Catch, my Uncle Jack said
and oh I caught this huge apple
red as Mrs Kelly’s bum.
It’s red as Mrs Kelly’s bum, I said
and Daddy roared
and swung me on his stomach with a heave.
Then I hid the apple in my room
till it shrunk like a face
growing eyes and teeth ribs.

Then Daddy took me to the zoo
he knew the man there
they put a snake around my neck
and it crawled down the front of my dress
I felt its flicking tongue
dripping onto me like a shower.
Daddy laughed and said Smart Snake
and Mrs Kelly with us scowled.

In the pond where they kept the goldfish
Philip and I broke the ice with spades
and tried to spear the fishes;
we killed one and Philip ate it,
then he kissed me
with the raw saltless fish in his mouth.

My sister Mary’s got bad teeth
and said I was lucky, hen she said
I had big teeth, but Philip said I was pretty.
He had big hands that smelled.

I would speak of Tom’, soft laughing,
who danced in the mornings round the sundial
teaching me the steps of France, turning
with the rhythm of the sun on the warped branches,
who’d hold my breast and watch it move like a snail
leaving his quick urgent love in my palm.
And I kept his love in my palm till it blistered.

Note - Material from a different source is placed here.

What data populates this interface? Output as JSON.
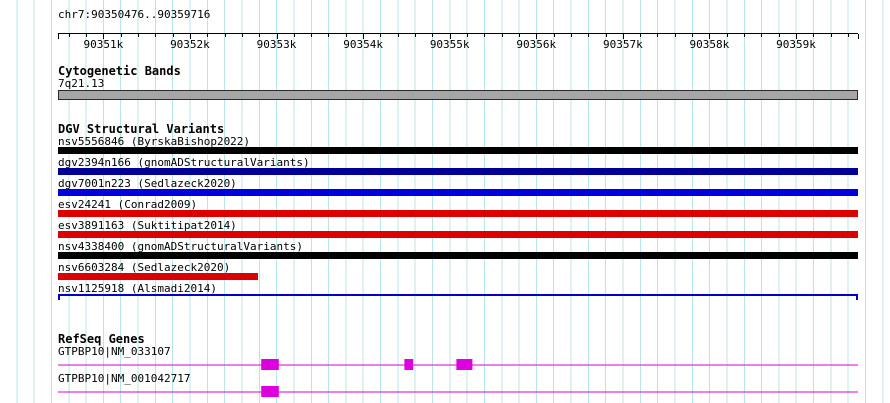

When they axed his shoulders and neck
the blood moved like a branch into the crowd.
And he staggered with his hanging shoulder
cursing their thrilled cry, wheeling,
waltzing in the French style to his knees
holding his head with the ground,
blood settling on his clothes like a blush;
this way
when they aimed the thud into his back.

And I find cool entertainment now
with white young Essex, and my nimble rhymes.

– Michael Ondaatje


There is something enjoyable about the jolt you get from a shift in perspective; in this instance, when you realise which Elizabeth the poem title refers to. Today is the anniversary of her death in 1603.

If you enjoyed this and Browning’s Duchess, I would recommend “Snow, Glass, Apples”, a short story by Neil Gaiman.